There are three main 'gems' on the disk - Sonic CD, Sonic The Fighters and Sonic R - none of which were anywhere near as popular as the original Sonic trilogy, mainly because they appeared on systems that never sold particularly well.
The pick of the bunch has to be Sonic CD, a game many claim to be the best 2D Sonic platformer ever made, and something that we can remember enjoying a great deal.

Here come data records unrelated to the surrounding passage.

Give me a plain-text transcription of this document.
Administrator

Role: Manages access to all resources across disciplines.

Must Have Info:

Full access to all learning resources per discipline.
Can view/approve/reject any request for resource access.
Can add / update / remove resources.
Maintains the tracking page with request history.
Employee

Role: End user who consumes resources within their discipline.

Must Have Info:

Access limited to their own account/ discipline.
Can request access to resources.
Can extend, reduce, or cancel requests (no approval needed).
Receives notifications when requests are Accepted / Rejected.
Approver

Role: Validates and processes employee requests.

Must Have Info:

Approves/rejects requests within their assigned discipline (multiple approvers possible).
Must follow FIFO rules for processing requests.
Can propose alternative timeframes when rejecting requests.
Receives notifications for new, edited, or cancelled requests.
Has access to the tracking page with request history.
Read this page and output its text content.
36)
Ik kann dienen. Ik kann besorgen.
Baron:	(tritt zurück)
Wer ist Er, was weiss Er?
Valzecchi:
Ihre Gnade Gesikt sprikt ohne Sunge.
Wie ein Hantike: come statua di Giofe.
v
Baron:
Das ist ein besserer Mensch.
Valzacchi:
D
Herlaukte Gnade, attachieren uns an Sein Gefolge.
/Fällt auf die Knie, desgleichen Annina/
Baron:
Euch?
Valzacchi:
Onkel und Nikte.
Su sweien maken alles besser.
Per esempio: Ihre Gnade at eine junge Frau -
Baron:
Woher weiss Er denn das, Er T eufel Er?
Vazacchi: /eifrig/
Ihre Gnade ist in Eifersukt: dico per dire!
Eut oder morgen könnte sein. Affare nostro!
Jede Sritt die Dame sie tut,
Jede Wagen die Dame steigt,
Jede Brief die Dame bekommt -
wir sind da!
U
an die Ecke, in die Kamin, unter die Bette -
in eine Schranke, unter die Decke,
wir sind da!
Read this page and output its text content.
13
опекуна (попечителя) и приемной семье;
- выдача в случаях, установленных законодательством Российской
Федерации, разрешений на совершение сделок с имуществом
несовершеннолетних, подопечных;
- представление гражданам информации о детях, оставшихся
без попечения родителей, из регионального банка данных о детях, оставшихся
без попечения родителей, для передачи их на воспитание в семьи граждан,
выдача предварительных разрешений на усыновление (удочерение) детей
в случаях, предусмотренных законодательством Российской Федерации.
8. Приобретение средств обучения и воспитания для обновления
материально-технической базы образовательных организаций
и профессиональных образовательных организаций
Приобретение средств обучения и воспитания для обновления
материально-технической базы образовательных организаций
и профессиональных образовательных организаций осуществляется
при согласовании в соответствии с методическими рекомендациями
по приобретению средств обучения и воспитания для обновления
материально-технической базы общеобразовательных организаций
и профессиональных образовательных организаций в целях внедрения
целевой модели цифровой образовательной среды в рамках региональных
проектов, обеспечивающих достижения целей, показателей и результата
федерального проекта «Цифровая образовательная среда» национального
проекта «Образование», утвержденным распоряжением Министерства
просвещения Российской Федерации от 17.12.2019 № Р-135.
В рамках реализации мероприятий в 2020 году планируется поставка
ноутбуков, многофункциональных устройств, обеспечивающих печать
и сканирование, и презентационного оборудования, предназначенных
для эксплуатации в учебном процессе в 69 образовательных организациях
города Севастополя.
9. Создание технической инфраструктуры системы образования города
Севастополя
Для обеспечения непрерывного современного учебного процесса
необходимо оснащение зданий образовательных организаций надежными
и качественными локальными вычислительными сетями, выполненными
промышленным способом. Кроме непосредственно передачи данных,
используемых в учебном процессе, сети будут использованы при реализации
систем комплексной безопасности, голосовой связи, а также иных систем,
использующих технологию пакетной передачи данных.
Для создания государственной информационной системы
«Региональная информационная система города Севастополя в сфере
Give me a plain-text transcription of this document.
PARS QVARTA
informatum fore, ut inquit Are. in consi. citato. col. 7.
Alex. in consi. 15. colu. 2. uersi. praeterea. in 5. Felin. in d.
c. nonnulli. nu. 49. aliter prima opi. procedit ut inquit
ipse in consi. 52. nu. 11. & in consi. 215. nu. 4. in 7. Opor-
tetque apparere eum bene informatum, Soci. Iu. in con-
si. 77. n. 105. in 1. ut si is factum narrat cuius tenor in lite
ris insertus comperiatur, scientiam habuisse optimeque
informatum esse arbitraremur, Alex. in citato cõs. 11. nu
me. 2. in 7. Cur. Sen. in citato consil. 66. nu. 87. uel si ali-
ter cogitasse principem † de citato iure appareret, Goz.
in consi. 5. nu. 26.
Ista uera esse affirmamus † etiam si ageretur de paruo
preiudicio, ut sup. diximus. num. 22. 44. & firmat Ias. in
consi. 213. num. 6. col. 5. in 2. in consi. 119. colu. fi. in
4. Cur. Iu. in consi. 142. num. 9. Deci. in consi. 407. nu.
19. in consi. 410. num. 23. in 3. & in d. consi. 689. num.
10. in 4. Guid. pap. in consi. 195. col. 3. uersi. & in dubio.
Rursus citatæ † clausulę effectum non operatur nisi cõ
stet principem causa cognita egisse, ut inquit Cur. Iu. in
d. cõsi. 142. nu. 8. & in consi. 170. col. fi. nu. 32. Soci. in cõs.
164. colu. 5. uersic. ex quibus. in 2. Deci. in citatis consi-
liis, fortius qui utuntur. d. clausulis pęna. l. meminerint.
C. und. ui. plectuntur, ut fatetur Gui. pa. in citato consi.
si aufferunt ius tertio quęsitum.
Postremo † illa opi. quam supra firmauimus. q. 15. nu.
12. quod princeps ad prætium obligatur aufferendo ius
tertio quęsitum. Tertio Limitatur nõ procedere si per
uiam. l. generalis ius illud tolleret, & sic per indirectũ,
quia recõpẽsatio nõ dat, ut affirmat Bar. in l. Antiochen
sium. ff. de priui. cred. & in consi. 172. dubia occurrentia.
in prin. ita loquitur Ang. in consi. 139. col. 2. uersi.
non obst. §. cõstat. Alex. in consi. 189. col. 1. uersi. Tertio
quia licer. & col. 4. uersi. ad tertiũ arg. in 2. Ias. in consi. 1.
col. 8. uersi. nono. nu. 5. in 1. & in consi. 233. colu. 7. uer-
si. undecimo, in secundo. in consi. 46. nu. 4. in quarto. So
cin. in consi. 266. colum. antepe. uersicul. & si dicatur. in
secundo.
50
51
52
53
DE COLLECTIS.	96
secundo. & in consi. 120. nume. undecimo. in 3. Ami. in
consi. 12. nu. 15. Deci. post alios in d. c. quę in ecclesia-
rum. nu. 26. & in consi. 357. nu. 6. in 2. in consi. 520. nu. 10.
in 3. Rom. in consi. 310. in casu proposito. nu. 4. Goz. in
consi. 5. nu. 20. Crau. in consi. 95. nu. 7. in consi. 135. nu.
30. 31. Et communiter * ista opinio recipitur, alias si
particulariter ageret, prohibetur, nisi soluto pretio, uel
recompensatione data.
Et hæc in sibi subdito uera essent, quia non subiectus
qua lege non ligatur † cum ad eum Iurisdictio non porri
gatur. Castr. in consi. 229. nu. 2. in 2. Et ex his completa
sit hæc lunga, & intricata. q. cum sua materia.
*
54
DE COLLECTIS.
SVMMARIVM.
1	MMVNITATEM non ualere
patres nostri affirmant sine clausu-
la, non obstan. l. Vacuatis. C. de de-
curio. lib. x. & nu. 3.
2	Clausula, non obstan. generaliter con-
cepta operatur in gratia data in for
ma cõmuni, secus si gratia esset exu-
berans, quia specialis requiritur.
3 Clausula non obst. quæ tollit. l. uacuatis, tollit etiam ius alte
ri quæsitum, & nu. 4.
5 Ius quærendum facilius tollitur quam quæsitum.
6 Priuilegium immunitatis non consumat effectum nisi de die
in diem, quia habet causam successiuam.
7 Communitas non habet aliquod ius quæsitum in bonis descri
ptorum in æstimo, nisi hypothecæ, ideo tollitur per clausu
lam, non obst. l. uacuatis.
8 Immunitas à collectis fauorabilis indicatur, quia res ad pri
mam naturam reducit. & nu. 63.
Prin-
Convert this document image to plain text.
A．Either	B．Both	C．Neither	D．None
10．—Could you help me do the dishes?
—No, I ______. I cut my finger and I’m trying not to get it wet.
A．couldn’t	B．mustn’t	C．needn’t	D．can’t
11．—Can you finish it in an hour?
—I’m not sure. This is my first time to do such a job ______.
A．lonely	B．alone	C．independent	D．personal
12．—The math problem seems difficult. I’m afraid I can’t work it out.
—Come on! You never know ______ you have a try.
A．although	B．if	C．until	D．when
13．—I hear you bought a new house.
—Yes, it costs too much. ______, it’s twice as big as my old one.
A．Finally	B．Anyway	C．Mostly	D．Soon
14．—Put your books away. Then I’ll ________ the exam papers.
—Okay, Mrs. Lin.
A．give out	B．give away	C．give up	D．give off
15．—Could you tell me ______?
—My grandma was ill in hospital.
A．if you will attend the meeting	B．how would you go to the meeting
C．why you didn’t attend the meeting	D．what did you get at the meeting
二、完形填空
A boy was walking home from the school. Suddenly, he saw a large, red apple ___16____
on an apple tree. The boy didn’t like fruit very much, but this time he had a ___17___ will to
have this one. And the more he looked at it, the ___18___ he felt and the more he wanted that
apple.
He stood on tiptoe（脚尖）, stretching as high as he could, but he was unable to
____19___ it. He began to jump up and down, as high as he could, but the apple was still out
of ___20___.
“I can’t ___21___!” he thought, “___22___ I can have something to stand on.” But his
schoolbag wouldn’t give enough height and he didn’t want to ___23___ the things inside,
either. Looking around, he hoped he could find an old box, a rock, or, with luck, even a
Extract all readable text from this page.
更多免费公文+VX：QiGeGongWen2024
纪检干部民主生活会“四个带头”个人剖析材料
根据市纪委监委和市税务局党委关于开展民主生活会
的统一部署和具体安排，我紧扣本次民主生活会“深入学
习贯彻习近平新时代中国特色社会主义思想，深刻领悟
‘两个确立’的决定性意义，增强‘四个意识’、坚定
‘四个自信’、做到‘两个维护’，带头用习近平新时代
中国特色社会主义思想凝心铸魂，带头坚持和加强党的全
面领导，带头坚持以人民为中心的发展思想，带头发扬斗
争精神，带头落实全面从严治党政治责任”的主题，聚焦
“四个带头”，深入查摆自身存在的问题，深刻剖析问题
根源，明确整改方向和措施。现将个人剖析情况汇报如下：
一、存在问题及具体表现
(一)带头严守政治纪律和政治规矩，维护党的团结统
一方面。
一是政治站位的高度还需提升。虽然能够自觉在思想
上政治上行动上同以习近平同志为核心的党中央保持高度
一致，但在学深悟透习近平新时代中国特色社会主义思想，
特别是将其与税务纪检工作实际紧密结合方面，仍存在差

It doesn't bode well then, that even this hasn't aged very well.
Yes, it's certainly quite pretty in places, and the ability to leap between the past and future in the same level was quite clever back in 1993, but in this day and age it all seems very fussy and convoluted.
To be perfectly honest, some of the level design is also a bit of a mess, feeling unnecessarily slap-dash, unfocused and as it lacks the streamlined purity of the earlier Sonic games, it can often feel like too much of an effort to play.
That's not to say it's a poor game, mind - it's still a very solid and enjoyable platformer, it's just not as good as we remember it being, and we're not quite as forgiving as we were back then.
In fact, the only thing that has stood the test of time is the excellent music, which is hardly a reason to buy Sonic Gems Collection in itself, and will probably only be interesting for the people who played the game the first time around.
Which leaves us with the rest of the disc to consider, and we're sad to say it goes downhill rapidly.
Both Sonic R and Sonic The Fighters both look reasonable enough, and the clunky 3D engines powering them both lend a certain charm, but actually playing them is another matter.
Sonic R, the Mario Kart-style racer of the pack, while reasonably speedy, is an absolute pig to control, with each racer skating around the circuits with all the grace of an inebriated toddler.
Fighters isn't too hot either, shoe horning Sonic characters into the frankly decrepit Virtua Fighter engine.
It's painfully slow and unresponsive, and while there's plenty to master in terms of move sets and combos, we can't imagine anyone wanting to put in the effort when the fighting genre has been refined significantly over the last decade.
The final nail in the coffin has to be the collection of awful Game Gear games, which were pretty terrible the first time around.
The only ones worth more than five minutes of your time are the mildly interesting Skypatrol - which, despite being unique in its aerial puzzling action, is still a frustrating chore of a game - and the reasonably competent, but no less tedious, Triple Trouble.
The only thing that could have saved Sonic Gems Collection is the extra content, and it fails in this respect too.
The fact that the only unlockable extras are the Vectorman games is scant consolation considering the Japanese version includes Streets of Rage and its sequels - three games that would definitely have made this compilation worth considering.
So there you have it, completely underwhelming all round. If you have to buy a Sonic Collection, then the previous one is far superior.
To start with, the games on that disc are actually pretty decent and, as an added bonus, extras like Flicky and Ristar really round the package off. The only people we could possibly recommend this to are collectors.